Seeing Eye dogs are an obvious exception to your table rules. And it should be dismissed because denying a person with a disability the right to an assistance animal is a direct violation of state and federal disability laws. However, hoa lawyer Florida goes to great lengths to claim disability in order to keep pets that would not fall under the definition of a service animal. How about a service monkey helping the disabled or a horse guiding the blind? This is an area of ​​the law that lacks clear definition, and although the Department of Justice has a pending proposal to remove exotic animals (such as snakes or other wild animals), there is no binding rule set a vague.

So how do you as an organization decide who in your community

Needs a service animal and who doesn’t? What kind of animal is considered a service animal and what kind is not? And more importantly, can you legally make these decisions? While your community organization may not be comfortable explaining what a service animal is, you can set conditions for how that animal interacts with the rest of the community. For example, if a resident says they need their pet raccoon to relieve stress, your board may require that the animal stay within 500 feet of another resident.

Running a community organization is no easy task.

This can be a daunting task if your organization is a self-governing community. Compliance with law changes, insurance policies, insurance collections, restrictions on paperwork can be very difficult to maintain consistently without proper infrastructure and a serious time commitment.

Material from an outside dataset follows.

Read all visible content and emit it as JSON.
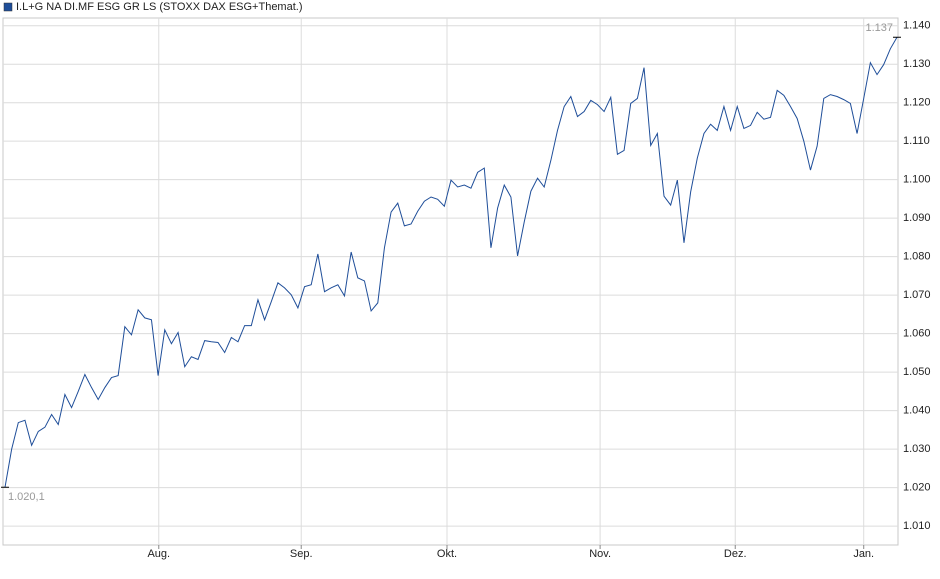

Recently, we have seen an increasing trend of independent organizations contacting us for support within their local organization. We believe a number of recent developments contributed to this recent trend:

He is overworked and underpaid

The members of the local board are generally elected or voluntarily elected to positions by their community members. It is understood, of course, that there is a time commitment involved, but many people underestimate just how big that commitment can be. Most people are already nearing their peak with their families, careers and other real life responsibilities. Adding a community manager to their already full plate is a lot to ask for. When we talk to organizations, we always tell them that their organization’s board members are hoa lawyer Florida, if it becomes another JOB then it’s time to change something. In many cases, that means partnering with our company to help them eliminate a lot of work.

HOA and Condo compliance

Here in Texas, we just went through the largest review of our HOA and Condo Association law in state history. The main focus of these changes in the Local Partnership Act is financial and record transparency. Without appropriate legislative measures and amendments to existing local association policies, many associations will not comply. A large number of organizations that do not fully comply with current legal reforms are now subject to self-regulation. Expecting a group of voluntary union members to be able to interpret major changes in the law and then implement the appropriate changes so that their organizations are 100% compliant is simply absurd. Having a Florida condo association by your side to guide you through all the legal changes in your neighborhood can be a real lifesaver. Any good company manager should focus on eliminating potentially legal liabilities,

Economic profitability

Many community members who were initially involved in the private sector were very hostile towards their community management company. Most assumed that because their current administrative services were provided free of charge, they resisted paying someone else to provide these services. What most board members don’t get is the immediate income that comes from having a financier working for you. We have generally reduced the cost of supplies, statistics collection, service contracts, insurance and even maintenance in our communities. These small changes and changes can add up quickly. We even saw a few cases where the regions overall operating costs fell below budgets or our monthly operations.